Communicating messages that are easy to remember, clear, and specific, and establishing personal and community goals are also key to successful social marketing. As part of an energy savings campaign, for example, University of Buffalo, Tufts University and Williams College urged students to “do it in the dark,” a message sure to resonate with this demographic group. Finally, the careful use of incentives that reward positive action rather than penalize negative behavior is a critical tool in moving people toward more sustainable behavior.
Clearly, attempts to change behavior and values raise a number of thorny issues. “Campuses will become sustainable only when they have universal buy-in and enthusiastic participation from all stakeholders,” observes Derek Larson, director of the Environmental Studies Program at the College of St. Benedict/St. John’s University. “This requires a cultural shift that leads people to ask themselves ‘what is the most sustainable way to do this?’ before making a decision, rather than asking ‘what is the cheapest way to do this?’ or ‘how have we done this in the past?’ as is common practice at most institutions.”

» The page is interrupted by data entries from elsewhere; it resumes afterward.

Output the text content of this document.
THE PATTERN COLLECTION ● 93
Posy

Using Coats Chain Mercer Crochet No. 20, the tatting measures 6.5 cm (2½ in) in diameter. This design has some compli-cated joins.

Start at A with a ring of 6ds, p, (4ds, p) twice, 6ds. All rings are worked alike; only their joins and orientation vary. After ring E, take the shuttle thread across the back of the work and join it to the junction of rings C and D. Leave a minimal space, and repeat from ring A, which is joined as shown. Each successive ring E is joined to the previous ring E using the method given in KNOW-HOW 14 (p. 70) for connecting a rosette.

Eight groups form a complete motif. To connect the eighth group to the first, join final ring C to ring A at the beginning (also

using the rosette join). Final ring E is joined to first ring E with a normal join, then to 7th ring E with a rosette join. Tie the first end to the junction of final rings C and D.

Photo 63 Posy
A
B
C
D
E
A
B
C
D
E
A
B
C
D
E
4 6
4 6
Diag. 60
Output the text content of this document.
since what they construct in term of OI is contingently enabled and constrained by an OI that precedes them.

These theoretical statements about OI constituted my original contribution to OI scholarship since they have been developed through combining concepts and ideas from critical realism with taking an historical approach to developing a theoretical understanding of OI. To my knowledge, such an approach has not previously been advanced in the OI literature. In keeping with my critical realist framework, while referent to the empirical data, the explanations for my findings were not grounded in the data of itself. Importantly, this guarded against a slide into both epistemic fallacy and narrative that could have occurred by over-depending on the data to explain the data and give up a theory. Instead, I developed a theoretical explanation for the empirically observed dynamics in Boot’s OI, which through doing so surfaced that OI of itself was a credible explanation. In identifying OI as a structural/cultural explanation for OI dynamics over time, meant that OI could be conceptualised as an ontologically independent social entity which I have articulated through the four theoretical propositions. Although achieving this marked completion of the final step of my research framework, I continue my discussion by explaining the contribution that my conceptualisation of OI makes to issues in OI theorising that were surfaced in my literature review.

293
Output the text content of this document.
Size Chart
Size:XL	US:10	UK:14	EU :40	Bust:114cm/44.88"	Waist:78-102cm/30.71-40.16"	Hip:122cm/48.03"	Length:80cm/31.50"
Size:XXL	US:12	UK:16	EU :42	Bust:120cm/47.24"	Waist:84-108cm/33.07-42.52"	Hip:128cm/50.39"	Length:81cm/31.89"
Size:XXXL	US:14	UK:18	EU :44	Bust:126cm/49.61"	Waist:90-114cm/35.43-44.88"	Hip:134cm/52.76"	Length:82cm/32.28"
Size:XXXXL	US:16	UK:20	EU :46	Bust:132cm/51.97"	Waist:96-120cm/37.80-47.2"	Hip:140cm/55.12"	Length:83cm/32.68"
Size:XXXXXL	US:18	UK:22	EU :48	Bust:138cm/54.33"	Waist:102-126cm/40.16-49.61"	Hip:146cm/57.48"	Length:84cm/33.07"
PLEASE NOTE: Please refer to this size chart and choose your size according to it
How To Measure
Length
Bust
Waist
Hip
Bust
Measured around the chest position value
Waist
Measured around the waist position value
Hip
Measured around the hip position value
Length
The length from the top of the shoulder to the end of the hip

The biggest question is whether a culture fueled by billions of advertising dollars and powered by decades of cheap oil and energy can change fast enough to avert disaster. Just as smoking habits have altered significantly over the last 20 years, more sustainable behaviors will probably take hold. But will they do so in time to make a difference? Although no one knows the answer to this question, the participation of colleges and universities in this effort can certainly improve our chances. What color is your campus’s energy orb?